Starting late last year, there has been a significant increase in the number of plugins being submitted to the WordPress Plugin Directory. That appears to be largely caused by the ease of AI to generate WordPress plugins and not growth of WordPress ecosystem. That has multiple implications for the security of WordPress websites. One is that yet more security plugins making great promises as to the protection they offer, while not delivering on it. Or even introducing additional security risk.

Considering that AI builds things based on existing code, you would likely also see that these plugins would be focused on common security features already known to offer limited to no security value. While we can’t say which new security plugins are generated by AI, we can say that new security plugins that could have been generated by AI are providing useless protection. Both WPS Protect: Login URL & Security Headers, which was released last week, and Iron Security, which was released in March, claim to offer additional protection by adding the security header X-XSS-Protection to websites. That clearly isn’t going to offer protection considering that no web browsers support that header anymore:

Even when they did, the feature the header could be used to turn off or on, was already enabled by default. It was subsequently removed from web browsers because of a lack of protection offered and additional security risk it could create.

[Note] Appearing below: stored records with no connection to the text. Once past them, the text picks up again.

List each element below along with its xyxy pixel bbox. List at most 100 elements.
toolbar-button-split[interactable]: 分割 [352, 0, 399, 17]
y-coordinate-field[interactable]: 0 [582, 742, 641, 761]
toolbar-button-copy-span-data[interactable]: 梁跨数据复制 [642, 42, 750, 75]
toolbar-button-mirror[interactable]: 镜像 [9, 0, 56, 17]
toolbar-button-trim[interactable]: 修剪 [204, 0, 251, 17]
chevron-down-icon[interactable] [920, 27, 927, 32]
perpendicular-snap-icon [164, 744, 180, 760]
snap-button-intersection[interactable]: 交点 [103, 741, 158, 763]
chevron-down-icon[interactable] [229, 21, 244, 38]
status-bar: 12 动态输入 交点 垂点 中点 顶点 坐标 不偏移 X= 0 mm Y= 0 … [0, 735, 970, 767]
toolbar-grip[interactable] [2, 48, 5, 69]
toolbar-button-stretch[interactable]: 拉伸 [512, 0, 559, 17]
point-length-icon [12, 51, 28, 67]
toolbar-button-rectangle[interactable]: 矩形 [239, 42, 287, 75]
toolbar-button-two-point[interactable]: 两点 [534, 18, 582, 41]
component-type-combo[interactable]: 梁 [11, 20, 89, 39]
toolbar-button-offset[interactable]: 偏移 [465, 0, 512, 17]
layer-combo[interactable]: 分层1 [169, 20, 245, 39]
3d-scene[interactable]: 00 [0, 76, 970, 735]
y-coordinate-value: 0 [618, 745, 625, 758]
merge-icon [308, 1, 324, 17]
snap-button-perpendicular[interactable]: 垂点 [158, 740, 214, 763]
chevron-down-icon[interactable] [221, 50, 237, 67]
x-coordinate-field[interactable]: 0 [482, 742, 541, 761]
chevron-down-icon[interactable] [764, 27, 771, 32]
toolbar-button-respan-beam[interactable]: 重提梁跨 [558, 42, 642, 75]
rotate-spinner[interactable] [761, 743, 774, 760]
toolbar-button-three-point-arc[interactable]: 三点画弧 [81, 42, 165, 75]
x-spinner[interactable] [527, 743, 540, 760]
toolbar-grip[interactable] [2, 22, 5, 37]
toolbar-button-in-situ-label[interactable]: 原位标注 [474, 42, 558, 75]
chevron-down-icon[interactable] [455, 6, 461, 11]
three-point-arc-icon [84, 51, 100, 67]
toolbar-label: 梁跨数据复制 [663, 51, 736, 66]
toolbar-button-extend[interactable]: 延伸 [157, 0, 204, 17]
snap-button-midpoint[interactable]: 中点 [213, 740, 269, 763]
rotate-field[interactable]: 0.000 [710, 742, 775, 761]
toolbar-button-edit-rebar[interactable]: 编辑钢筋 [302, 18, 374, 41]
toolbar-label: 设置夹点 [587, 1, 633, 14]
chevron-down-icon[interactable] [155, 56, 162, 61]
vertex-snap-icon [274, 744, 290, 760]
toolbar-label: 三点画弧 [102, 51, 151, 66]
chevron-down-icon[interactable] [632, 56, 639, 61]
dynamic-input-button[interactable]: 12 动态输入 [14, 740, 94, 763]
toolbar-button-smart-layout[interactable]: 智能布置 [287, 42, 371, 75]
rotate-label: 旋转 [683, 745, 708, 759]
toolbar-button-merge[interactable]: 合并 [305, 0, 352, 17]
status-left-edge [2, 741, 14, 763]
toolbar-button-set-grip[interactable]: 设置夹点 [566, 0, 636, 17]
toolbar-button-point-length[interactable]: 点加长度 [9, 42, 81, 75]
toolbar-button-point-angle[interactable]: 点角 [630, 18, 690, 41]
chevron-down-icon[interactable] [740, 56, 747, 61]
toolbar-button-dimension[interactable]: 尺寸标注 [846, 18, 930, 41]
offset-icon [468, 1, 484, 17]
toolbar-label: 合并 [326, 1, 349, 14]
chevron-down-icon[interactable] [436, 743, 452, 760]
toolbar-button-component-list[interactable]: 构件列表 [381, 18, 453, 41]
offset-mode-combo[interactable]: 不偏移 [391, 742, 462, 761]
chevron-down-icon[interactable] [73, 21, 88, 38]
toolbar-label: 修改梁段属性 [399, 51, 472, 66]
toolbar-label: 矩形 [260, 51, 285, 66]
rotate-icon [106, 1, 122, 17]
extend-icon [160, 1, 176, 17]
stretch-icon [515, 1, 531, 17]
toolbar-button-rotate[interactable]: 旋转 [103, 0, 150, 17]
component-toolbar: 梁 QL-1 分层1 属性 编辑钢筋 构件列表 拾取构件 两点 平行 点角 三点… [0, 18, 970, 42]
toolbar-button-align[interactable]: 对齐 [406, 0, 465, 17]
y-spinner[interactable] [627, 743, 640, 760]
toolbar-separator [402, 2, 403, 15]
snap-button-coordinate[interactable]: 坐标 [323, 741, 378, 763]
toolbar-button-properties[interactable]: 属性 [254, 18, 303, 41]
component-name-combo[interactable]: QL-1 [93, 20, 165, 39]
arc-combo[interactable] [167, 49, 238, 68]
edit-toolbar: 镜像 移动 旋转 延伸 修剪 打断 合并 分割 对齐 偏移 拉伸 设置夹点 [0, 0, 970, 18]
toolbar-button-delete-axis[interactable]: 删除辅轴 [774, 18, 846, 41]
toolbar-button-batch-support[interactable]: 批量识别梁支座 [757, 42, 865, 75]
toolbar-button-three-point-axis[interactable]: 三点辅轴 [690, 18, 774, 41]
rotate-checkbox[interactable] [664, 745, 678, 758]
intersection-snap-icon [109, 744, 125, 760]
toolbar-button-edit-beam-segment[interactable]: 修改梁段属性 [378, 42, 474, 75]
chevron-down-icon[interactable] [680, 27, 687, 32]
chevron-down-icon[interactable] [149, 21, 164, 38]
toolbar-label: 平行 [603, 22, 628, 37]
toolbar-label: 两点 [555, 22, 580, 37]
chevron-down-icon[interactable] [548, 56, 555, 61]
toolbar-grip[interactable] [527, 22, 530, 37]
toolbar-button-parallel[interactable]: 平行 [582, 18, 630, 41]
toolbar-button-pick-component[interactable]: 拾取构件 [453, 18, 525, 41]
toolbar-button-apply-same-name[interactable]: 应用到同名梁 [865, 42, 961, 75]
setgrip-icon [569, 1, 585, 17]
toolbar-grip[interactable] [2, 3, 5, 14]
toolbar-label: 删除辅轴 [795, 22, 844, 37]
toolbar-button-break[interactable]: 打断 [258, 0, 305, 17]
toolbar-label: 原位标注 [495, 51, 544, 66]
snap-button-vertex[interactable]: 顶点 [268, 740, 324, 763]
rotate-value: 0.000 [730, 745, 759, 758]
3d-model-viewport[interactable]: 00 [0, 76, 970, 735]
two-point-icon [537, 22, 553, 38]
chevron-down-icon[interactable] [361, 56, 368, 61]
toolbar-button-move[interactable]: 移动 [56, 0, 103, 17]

Based on that, it would appear the developers of these plugins lack a basic understanding of website security. That is despite Iron Security being marketed as developed “by team with cyber security background.”

Iron Security is also marketed on the plugin directory as being a firewall and marketed as protecting against any threat:

The claimed features of the plugin don’t appear to be related to a firewall, but we were curious to see what would happen when testing the plugin against a new tool we have just have made publicly available. That tool tests a WordPress website to see if there is a firewall that effectively blocks simulated attacks. The main limitation with the tool in comparison with our internal tooling for testing firewall effectiveness is that it can only simulate attacks that don’t require vulnerable code running on a website.

The tool currently has 127 tests. Many of which are variations on the same test, but varying things in a way that poorly developed firewalls are known to fail to catch. Both because they fail to handle non-standard payloads, but also because they only provide protection for certain types input. We tested Iron Security and found it failed to stop any of the attacks. That is in line with it not having a firewall. It also then clearly doesn’t protect WordPress websites from any threat as claimed.

Its logging did provide a warning for two of the tests. That isn’t a great result, as there are a lot more than two tests very similar to that.

WordPress Plugin Directory Should Require Evidence of Effectiveness

A security plugin being marketed so dishonestly seems rather problematic for WordPress. Either you have developers who are intentionally dishonest or that are so unaware of security they don’t know how obviously dishonest they are. In either case WordPress is then providing more visibility to security solutions. Better addressing this would be quite easy. Simply require that developers provide evidence backing up strong claims about the effectiveness of their plugins. Claims like the one made by this plugin certainly don’t have any evidence backing them up. How could you even know that something protect any type of attack?

Considering the team running the plugin directory’s unfortunate long history of dishonesty and poor handling of security, that seems unlikely to happen. Our new tool does provide additional option for evaluating if security plugins are delivering on their promises.